The encyclical Rerum novarum had a very modest impact on economists, economics and industrial organization in the Netherlands. However, the catholic economist Veraart was an exception. Today many mainstream economists will consider him as a complicated economist due to his use of difficult terminology for concepts and his Thomism. His dissertation showed that he had a good knowledge of German economic literature. The distinction he made between a realist and an ethical approach to economics was of major importance to his academic and political development. Veraart inherited this distinction from the German economist Wagner and the Austrian economist Philippovich.

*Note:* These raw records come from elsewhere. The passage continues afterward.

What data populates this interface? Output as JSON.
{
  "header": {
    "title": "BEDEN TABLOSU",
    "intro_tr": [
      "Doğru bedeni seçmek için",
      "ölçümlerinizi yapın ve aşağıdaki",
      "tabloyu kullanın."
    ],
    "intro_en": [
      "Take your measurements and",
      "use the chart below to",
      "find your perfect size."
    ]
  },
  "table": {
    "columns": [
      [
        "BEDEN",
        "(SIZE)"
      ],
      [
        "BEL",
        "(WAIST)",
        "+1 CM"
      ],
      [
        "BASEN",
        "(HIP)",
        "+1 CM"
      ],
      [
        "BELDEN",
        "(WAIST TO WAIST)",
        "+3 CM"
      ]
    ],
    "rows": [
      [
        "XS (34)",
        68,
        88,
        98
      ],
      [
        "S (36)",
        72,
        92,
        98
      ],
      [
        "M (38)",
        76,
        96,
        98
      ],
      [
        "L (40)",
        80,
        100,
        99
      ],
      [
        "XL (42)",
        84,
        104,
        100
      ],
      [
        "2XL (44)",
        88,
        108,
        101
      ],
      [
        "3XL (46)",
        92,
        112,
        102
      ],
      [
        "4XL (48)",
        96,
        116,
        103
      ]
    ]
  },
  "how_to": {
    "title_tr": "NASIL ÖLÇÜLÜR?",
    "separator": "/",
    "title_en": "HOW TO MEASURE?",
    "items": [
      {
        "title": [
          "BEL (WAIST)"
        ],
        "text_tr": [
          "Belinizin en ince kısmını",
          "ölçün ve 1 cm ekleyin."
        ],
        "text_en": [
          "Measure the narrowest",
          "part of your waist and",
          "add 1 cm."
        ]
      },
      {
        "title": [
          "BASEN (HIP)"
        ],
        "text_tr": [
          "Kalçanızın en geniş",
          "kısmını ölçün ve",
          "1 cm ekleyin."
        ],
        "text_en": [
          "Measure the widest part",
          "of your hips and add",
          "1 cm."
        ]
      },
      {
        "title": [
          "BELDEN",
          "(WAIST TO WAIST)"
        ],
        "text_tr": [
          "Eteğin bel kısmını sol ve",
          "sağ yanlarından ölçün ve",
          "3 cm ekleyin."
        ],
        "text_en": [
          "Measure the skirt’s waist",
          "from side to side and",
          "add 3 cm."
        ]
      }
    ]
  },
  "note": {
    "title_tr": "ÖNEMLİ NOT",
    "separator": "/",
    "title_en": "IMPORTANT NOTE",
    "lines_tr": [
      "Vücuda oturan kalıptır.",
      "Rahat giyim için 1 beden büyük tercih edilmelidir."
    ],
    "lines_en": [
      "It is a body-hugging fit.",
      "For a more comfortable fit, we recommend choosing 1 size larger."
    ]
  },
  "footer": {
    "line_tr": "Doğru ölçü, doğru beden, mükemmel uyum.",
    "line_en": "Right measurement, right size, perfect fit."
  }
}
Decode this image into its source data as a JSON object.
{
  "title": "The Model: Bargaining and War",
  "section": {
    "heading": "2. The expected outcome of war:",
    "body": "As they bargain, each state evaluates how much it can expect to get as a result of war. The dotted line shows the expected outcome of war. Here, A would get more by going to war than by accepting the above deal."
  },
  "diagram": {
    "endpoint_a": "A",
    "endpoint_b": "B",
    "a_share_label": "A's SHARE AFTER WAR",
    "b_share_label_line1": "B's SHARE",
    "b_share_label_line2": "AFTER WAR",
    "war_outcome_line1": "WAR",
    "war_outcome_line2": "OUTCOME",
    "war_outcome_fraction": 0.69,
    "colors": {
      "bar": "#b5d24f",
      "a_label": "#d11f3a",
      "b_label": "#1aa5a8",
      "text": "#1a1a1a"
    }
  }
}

Veraart presented his own interpretation of Rerum novarum. In the twenties and thirties his political influence to introduce corporatism was very limited because of the resistance within the catholic elite. In London he lectured about corporatism at the invitation of catholic non-profit organizations and advised cabinet-in-exile Gerbrandy. After 1945 his ideas about corporatism gained influence. The Netherlands adopted corporatist decision-making with the establishment of the Social and Economic Council, and the voluntary industrial and commodity boards in 1950. The government made him a member of this council because of his expertise. However, corporatism suffered from polarization between trade unions and employer organizations. A major change was the implementation of the Labour Foundation recommendation to introduce dispensation procedures allowing employers (and their employees) to request exemptions from collective labour agreements in 1996. The minister of Social Affairs and Employment obtained the authority to decide whether or not employers could be exempted after an official evaluation of the legal requirements. In January 2015 cabinet Rutte II abolished the commodity and industrial boards because of lack of democratic legitimization and duties impeding new market entrants.Footnote 28

Is Rerum novarum relevant in the 21st century? Not according to Veraart who considered this encyclical as a child of its time, because the current economies have changed in comparison to those of the past century. Today, capitalism has no real intellectual competitors and gives leeway to unbridled market forces. The consequences of these forces ask for heterodox ideas and precise observations of social and economic phenomena.

Veraart behaved very much like an early modern heterodox economist confronted with emerging mainstream economics. A small number of economists criticise mainstream economics for not having predicted the economic crisis of 2008. This was due to an obsession with rationalism, profit maximization and market equilibrium. A new approach requires attention for changing regulations and institutions. Veraart had a similar criticism as his rejection of the assumption of economic individualism showed. He distinguished himself from the current critical economists with his thoughts about corporatism as an alternative institution to capitalism and totalitarian economic models. For this reason, Veraart deserves a biography. And last but not least for his defence of parliamentary democracy.